For Inception_v3, the model provided by torchvision has top-1 accuracy of 77.45%. However, accuracy using the training scripts (in classification folder) barely reaches 77% top-1 (+-0.1% with different seeds).
Is the pre-trained model provided on the website trained from scratch using the torchvision training script? If not, any idea what changes need to be done to model and/or hyper-params to get to that accuracy?
No, inception_v3 uses the weights from Google's pre-trained model.
A few possible sources of differences:
1) Train for longer. Maybe 120 epochs instead of 90 (if that's what you're doing).

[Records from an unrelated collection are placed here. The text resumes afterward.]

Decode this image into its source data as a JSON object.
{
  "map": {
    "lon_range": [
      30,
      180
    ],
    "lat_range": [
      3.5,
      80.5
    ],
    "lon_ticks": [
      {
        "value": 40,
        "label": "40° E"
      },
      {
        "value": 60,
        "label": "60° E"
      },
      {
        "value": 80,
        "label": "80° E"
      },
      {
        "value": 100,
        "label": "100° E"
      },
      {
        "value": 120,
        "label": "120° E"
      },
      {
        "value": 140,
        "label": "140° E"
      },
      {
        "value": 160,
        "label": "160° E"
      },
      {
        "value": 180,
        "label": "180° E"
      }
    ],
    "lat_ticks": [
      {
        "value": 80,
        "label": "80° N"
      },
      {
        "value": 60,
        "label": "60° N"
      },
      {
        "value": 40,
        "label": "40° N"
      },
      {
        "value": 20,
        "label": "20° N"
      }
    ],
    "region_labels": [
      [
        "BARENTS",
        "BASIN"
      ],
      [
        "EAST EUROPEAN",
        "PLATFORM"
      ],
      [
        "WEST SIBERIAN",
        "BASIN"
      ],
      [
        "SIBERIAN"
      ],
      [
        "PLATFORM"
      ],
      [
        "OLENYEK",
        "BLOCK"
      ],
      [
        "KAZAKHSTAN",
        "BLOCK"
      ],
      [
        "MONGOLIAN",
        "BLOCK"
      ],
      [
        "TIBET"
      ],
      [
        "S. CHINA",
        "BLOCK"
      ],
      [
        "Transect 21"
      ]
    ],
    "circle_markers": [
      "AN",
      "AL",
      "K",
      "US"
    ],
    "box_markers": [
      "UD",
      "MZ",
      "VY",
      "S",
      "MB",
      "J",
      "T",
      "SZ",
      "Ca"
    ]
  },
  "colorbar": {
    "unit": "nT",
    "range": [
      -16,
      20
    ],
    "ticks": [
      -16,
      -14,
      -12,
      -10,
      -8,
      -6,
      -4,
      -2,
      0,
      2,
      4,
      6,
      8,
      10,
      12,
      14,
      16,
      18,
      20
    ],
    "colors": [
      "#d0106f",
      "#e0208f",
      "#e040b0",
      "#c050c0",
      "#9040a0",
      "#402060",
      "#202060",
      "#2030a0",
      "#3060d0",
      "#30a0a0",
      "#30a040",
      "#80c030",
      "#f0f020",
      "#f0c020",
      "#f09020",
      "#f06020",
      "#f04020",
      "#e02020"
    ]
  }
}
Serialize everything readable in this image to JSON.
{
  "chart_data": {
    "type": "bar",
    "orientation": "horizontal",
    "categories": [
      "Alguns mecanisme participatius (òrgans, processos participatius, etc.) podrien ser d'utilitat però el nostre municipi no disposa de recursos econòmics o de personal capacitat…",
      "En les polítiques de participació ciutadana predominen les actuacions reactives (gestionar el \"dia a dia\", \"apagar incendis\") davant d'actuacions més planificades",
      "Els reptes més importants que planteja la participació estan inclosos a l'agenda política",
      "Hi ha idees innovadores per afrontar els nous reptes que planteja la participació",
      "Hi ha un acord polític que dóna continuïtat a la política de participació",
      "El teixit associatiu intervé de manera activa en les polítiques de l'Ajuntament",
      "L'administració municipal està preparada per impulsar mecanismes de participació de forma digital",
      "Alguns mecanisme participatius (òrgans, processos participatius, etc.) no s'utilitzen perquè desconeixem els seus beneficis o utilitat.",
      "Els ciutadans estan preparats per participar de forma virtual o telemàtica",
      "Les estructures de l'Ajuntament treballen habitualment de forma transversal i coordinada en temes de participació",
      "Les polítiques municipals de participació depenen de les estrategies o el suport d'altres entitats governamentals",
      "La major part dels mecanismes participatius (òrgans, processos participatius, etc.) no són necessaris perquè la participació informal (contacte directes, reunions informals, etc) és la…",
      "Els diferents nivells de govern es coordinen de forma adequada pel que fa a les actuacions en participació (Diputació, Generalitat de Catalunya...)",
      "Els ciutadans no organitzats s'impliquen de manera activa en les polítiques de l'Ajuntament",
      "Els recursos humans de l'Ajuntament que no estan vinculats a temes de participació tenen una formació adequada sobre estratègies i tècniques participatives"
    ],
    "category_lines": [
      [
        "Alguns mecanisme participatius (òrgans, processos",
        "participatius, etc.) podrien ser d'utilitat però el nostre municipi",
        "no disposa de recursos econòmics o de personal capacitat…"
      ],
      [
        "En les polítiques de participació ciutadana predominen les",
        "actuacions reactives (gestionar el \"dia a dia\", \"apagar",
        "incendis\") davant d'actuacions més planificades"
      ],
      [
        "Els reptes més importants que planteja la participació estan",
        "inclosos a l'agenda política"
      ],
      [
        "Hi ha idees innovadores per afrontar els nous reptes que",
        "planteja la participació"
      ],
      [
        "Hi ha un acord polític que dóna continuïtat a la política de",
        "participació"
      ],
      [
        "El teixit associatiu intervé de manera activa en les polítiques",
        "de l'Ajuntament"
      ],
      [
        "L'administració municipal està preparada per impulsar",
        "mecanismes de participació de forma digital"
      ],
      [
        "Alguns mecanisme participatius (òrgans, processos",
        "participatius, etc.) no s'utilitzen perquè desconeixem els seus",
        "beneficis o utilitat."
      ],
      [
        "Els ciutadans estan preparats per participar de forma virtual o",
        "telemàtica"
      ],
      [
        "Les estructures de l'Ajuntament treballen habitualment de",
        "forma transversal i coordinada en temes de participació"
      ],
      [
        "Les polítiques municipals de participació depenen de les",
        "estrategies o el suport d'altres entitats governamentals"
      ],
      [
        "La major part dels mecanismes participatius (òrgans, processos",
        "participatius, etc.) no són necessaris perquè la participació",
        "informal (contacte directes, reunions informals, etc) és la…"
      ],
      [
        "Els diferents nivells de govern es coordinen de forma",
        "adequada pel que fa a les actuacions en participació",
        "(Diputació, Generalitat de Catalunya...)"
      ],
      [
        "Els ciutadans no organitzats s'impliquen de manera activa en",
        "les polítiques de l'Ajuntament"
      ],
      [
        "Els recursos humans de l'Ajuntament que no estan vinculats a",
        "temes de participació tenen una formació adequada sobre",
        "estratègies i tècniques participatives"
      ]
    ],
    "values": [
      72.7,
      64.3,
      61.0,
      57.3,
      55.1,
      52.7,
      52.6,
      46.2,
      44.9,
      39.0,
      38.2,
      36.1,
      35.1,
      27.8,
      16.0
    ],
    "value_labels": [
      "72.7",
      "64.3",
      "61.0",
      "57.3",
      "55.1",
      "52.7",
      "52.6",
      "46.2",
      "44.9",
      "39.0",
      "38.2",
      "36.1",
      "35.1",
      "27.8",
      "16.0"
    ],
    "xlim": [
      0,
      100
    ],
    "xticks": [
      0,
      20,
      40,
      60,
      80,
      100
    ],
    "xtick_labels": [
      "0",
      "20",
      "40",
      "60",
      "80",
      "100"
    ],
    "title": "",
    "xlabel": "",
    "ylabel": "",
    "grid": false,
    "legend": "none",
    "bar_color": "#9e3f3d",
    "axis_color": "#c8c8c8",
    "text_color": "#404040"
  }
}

2) We might be incorrectly scaling inputs. See https://github.com/pytorch/vision/issues/926. Although, I'd expect this to be more of a difference for evaluating a pre-trained model than one trained from scratch.
3) Using the batch norm statistics computed across the entire dataset (instead of the exponentially weighted running average) often gives 0.1-0.2% points in my experience with ResNet models.
See https://discuss.pytorch.org/t/population-statistics-for-batchnorm-instead-of-running-average/20559 particularly the last post for some code (I haven't tried code, but it looks reasonable to me)..
As @colesbury mentioned, inception v3 weights have been ported from Google's pre-trained model.
IIRC, they also use auxiliary classifiers to improve training of the model.
I haven't tried myself to reproduce the training of their models, but the hints from @colesbury would definitely bring you closer.
@a-maci I think it would be valuable for the community to have the knowledge/code to train Inception v3 from scratch. So if you figure out more, please post.